Meister Eckhard once suggested that nothing so much resembles the language of God as does silence.
That challenges us on many levels: What language will we speak in heaven? We don’t know, but if, as scripture tells us, heaven will be where we know and are known perfectly, love and are loved perfectly, and understand and are understood perfectly, I suspect that words will be superfluous. We will speak the language of silence.
So it is wise that, already now, we begin more and more to learn the language of silence, not just for later on, after death, but especially so that already in this life we can begin more to connect ourselves to our deepest roots.
Raimon Panikkar, in a recent book, The Experience of God, makes a distinction between what he calls “the silence of life” and “a life of silence”. They aren’t the same thing. His words, while not always easy to grasp, are deeply insightful and worthy of meditation, so I quote him at length:
“The silence of life is not necessarily identical with a life of silence, like the silent life of desert monks. The life of silence is important to realize our objectives, to plan our actions or develop our relations, but it is not the same as the silence of life. The silence of life is the art of making silent the activities of life that are not life itself in order to reach the pure experience of life itself.
We frequently identify life itself with the activities of life. We identify our being with our feelings, our desires, our will, with everything that we do and everything that we have. We instrumentalize our life while forgetting that it is an end in itself. Plunged into the activities of life, we lose the faculty of listening, and we alienate ourselves from our very source: silence, God.
Silence appears at the moment when we position ourselves at the very source of being.”
He goes on to suggest that our striving to attain the silence of life should not take away from the importance of our everyday activities – eating, working, socializing, healthy recreation. But there must be times when we also practice a healthy life of silence, when our bodies, hearts, and minds must be stilled enough so that, somehow, we can sense what lies beyond our activities and is the source of them, life itself, God.

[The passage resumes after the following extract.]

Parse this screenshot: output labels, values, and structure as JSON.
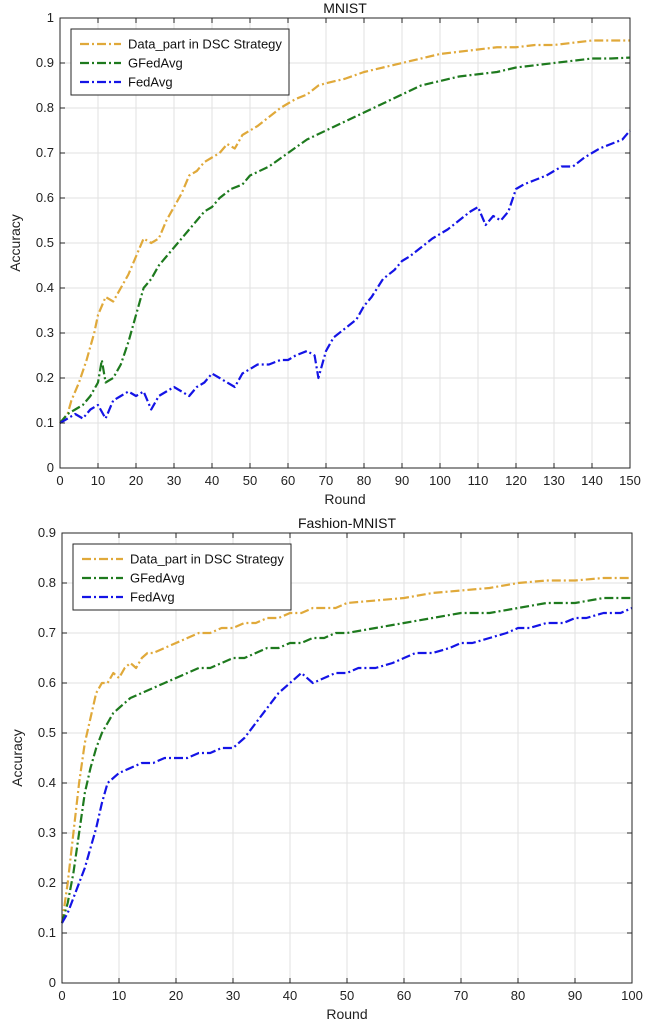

How do we get there? That is exactly what every spirituality worthy of the name is trying to teach us. While there are many differences in the roads they suggest, there are a number of things upon which they all agree:
First, all the great traditions of prayer tell us that the road is simple, but not easy!
Next, each, in its own way, tells us what Jesus told us, namely, that the road that takes us to genuine depth, to an experience of God, is not so much dependent upon any particular prayer practice, but upon “purity of heart” (Matthew 5, 5), that is, upon a certain moral condition, an unselfishness, that takes us beyond the tyranny and idolatry of the ego.
And, how do we do that?
Every spirituality has it own route, but, again, they all agree on a number of non-negotiable elements:
Any journey that takes you towards God will demand, at a point, some vigorous asceticism, some real fasting, a real purification and a disciplined ordering of the countless, obsessive feelings and desires that act through us. We must break what some spiritual masters call “the tyranny of the ego” and Panikkar calls “the idolatry of the ego”. We will not get in touch with the deep source of our lives if the activities of our life are so consuming and obsessive that we can never find an identity and meaning in something beyond them. That is the ultimate reason behind asceticism and fasting of all kinds, we renounce something, even if it is good, in function of getting in touch with its deeper source, life itself, God.
And this asceticism, through which we are trying to come to the silence of life will require too, at some point, a life of silence, a deliberate, disciplined effort (not to stop thinking and feeling since this is impossible) but to put ourselves in touch with what is beyond our thoughts and feelings at their origins. A Hindu text tells us that God is found in “nourishment”, in what is seen, heard, and understood, but adds immediately that we only experience our activities as bearing God if we also, at times, deliberately halt those activities and go into silence so that we can see what’s behind them
The practices of meditation and contemplation, no matter what particular technique we use, have this precisely as their aim, namely, to practice a little bit “a life of silence” so as to sit for awhile in “the silence of life.”
Nothing so much approximates the language of God as does silence. It’s a language we need to practice.